Your stool may appear dark or even black in color in the beginning due to old blood in your intestine, which is left from surgery. If you notice bright red blood in your stool, that is new bleeding and you should call your surgeon right away.
The First Few Weeks
While some people have diarrhea in the early days post-op, others go for a week or more without a bowel movement. If you’re taking in mostly or only liquids, you probably won’t have much solid waste (although you can still have some). Don’t worry about it unless you begin to feel like you need to poop but can’t. If that happens, you might want to try a stool softener or something like Miralax to help you go. Talk to your doctor if constipation persists.
Keep in mind that when your diet is much different than what you’re used to, it’s normal for your stools to be different in color, consistency, and/or smell than what you’re used to. As your diet becomes more normal, so will your poop.

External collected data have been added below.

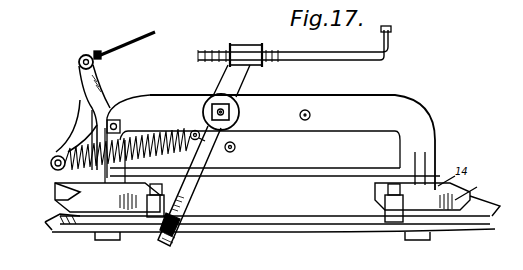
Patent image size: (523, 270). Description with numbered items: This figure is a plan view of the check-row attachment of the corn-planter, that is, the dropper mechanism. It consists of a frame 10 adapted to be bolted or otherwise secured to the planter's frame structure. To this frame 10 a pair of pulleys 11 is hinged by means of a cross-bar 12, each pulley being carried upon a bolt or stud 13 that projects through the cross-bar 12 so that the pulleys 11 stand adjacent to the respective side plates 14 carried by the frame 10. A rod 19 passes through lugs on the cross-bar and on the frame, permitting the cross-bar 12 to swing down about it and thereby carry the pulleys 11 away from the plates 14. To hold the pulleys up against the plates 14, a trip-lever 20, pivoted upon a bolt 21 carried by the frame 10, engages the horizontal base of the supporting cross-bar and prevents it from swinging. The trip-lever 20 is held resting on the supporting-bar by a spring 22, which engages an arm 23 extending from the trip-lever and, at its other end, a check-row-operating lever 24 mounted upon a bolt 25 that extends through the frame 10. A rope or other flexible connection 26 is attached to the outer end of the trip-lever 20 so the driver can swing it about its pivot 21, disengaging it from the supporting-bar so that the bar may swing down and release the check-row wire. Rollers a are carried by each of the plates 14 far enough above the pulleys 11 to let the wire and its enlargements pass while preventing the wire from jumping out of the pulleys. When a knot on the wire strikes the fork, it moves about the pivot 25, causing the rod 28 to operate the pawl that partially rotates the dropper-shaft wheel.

The frame 10 is at (271, 142).
The pulleys 11 is at (58, 226).
The cross-bar 12 is at (271, 220).
The bolt or stud 13 is at (106, 236).
The side plates 14 is at (107, 170).
The rod 19 is at (297, 173).
The trip-lever 20 is at (83, 55).
The bolt 21 is at (118, 120).
The spring 22 is at (161, 134).
The arm 23 is at (56, 151).
The check-row-operating lever 24 is at (92, 110).
The bolt 25 is at (228, 112).
The rope or flexible connection 26 is at (117, 52).
The rod 28 is at (390, 46).
The rollers a is at (163, 202).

You should be taking an iron supplement (the American Society for Metabolic and Bariatric Surgery recommends beginning your iron supplement the day after you come home from the hospital) and some types of iron, especially ferrous sulfate, are infamous for causing serious constipation (carbonyl iron is much gentler on the stomach and usually does not cause constipation). Iron supplements may change the color of your stool, as well, making it darker in color or even a greenish color.
If you have black, tarry stools after the first couple of bowel movements, that suggests there is bleeding high in your digestive tract, and you should contact your doctor.
The First Few Months
Many people, though not all, struggle with some constipation in the first few months, primarily due to lack of fiber in the high protein diet they are advised to eat. You can use a fiber supplement, like Benefiber, which you can add to protein shakes or other drinks, to increase your fiber intake. Make sure you’re drinking at least 64 ounces of liquid a day if you take a fiber supplement, because if you take a fiber supplement without drinking enough liquids, you’ll end up making your constipation worse instead of better. You might also want to try eating some beans, which are a good source of both protein and fiber. Many people use over-the-counter products like Miralax to help keep things moving regularly, as well.
The Long Haul
In the long run, your bowel movements will probably be similar to the way they were before your gastric bypass surgery, although some people continue to struggle with constipation long-term. Talk to your doctor about any ongoing bowel issues or concerns.